I approached this challenge differently to some. Instead of challenging myself to just complete it I have challenged myself to become a cyclist capable of completing it without problems. By the time I get to Lands End I shouldn’t be in fear like many will be. I’ll be looking forward to it and know that the 12 months of sacrifice will have been worth it. There will no doubt be some doubts and fears each morning as I set out with fatigue in my legs but by now, I’m feeling confident.  

The real challenges for me have been finding the time to do rides (including spending entire weekends either riding or good for nothing afterwards), going to events and dinners unable to have a drink, and risking my marriage by obsessing about bicycles! 

On this journey leading up to the challenge, Howard is also gaining more unexpected insights: 

When you spend 7+ hours on a bike each day it’s really important to eat properly. When heading out alone for a day you can’t always stop for food. I also need to have food that my stomach will tolerate with all the other things going on in my body. It’s not possible to just survive on energy gels for a day. I’ve taken to baking rice cakes (a bundle of freshly cooked rice with extra bits in) to take out with me. Some days my pockets are bursting with food. I also have a top-tube bag which I fill with food, so I keep eating every 20 minutes. It makes life a lot easier.  

The challenge has been expensive in many ways, but I hadn’t expected the additional cost of replacement tyres, chains, cassettes, chainrings and bar tape that all wear out faster than you’d imagine.  

Due to lockdowns I missed seeing my Dad for over a year as he lives in Ibiza. In July 2021 we booked flights to go visit. We took our laptops with us, but I also insisted on the bike. So, our break became a hot weather training camp for 2 weeks. If you’ve never tried putting a bike bag in a car, I can assure you they don’t fit! Minibuses and busses were our solution in the end. 

As the date of his epic challenge nears, Howard is keen to spread the word and also to gather sponsorship: 

“Like most of you I had the benefit of being born healthy; the greatest start in life we can have and yet one we easily take for granted. For many children they are born with a fight yet to be started but one that will affect them for the rest of their lives.  

Children born with childhood cancer have to suffer the brutal reality of chemotherapy and how it ravishes their growing bodies.
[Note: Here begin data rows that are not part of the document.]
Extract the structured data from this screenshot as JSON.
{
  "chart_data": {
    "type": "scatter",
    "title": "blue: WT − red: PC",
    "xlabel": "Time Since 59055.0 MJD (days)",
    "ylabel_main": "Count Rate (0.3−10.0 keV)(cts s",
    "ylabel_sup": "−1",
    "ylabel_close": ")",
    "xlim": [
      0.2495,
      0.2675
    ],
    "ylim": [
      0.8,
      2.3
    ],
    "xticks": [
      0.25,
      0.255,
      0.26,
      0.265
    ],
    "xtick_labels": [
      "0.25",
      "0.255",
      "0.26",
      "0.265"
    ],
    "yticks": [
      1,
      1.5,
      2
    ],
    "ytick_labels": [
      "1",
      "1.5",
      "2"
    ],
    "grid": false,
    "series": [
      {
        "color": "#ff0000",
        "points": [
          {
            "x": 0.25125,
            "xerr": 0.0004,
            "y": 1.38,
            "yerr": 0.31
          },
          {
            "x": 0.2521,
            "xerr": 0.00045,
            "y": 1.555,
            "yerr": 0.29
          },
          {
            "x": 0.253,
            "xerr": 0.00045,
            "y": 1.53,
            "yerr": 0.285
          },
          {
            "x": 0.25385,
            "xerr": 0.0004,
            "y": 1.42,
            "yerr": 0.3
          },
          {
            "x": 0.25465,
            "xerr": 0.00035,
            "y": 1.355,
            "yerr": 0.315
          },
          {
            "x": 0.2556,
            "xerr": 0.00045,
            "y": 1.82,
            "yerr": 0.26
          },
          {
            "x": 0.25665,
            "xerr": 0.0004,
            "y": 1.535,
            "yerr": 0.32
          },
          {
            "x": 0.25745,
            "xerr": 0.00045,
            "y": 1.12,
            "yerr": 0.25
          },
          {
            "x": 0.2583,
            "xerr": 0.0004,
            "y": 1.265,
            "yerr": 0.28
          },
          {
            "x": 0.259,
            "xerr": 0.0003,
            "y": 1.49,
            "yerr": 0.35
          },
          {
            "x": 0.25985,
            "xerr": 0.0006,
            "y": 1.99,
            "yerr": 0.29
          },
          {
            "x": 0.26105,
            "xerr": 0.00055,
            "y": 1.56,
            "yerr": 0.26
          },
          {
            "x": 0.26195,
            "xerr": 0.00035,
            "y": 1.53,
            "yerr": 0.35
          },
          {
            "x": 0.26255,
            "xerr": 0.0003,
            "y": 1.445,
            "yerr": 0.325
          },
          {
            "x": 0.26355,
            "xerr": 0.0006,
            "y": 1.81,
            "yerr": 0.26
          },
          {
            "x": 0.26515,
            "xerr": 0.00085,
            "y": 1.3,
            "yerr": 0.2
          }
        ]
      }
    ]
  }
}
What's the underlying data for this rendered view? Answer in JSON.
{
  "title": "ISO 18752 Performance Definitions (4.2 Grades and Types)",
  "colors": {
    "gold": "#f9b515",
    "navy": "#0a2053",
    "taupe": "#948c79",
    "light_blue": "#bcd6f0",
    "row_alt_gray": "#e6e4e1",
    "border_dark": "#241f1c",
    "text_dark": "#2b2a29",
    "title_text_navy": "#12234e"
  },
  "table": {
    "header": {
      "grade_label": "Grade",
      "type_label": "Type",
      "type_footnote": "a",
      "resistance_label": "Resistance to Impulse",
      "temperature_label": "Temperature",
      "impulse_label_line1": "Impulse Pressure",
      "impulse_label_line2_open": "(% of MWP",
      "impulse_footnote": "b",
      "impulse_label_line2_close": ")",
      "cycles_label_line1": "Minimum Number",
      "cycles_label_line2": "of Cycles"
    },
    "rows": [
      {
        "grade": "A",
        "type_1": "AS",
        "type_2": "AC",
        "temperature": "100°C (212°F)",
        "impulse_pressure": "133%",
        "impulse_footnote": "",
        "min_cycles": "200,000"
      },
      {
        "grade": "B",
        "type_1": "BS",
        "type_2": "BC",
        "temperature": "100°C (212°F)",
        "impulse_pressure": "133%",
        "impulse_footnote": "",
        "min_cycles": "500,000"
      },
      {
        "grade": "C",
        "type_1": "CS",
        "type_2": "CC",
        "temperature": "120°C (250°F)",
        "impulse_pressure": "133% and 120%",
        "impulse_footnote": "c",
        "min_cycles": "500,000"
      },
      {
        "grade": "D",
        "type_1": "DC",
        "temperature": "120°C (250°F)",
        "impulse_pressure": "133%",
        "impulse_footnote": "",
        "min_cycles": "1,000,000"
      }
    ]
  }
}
Chemotherapy usually affects the fast growing cells in our bodies such as hair and stomach cells, meaning that adult patients often lose hair and suffer intestinal problems. Just imagine the effect on a child’s body when almost all of their cells are fast growing. The reality is that chemotherapy for a child can mean organ loss, brain damage, nerve damage, infertility… and the list goes on. Ultimately it means a future they didn’t even get a chance to plan, set out for them.
Kidscan are one of the UK’s only charities dedicated to solely funding children’s cancer research. They are working to improve current treatments for children with cancer to eliminate the side effects 

They are developing new targeted treatments that defeat the cancer and save healthy cells… and so they need all the money they can get to make huge difference to the whole lives of children with Cancer. 

Thank you if you do choose to sponsor me. I will be extremely grateful for it but most of all I will be extremely happy that between us we can do our bit to give children with cancer a better start to their lives.”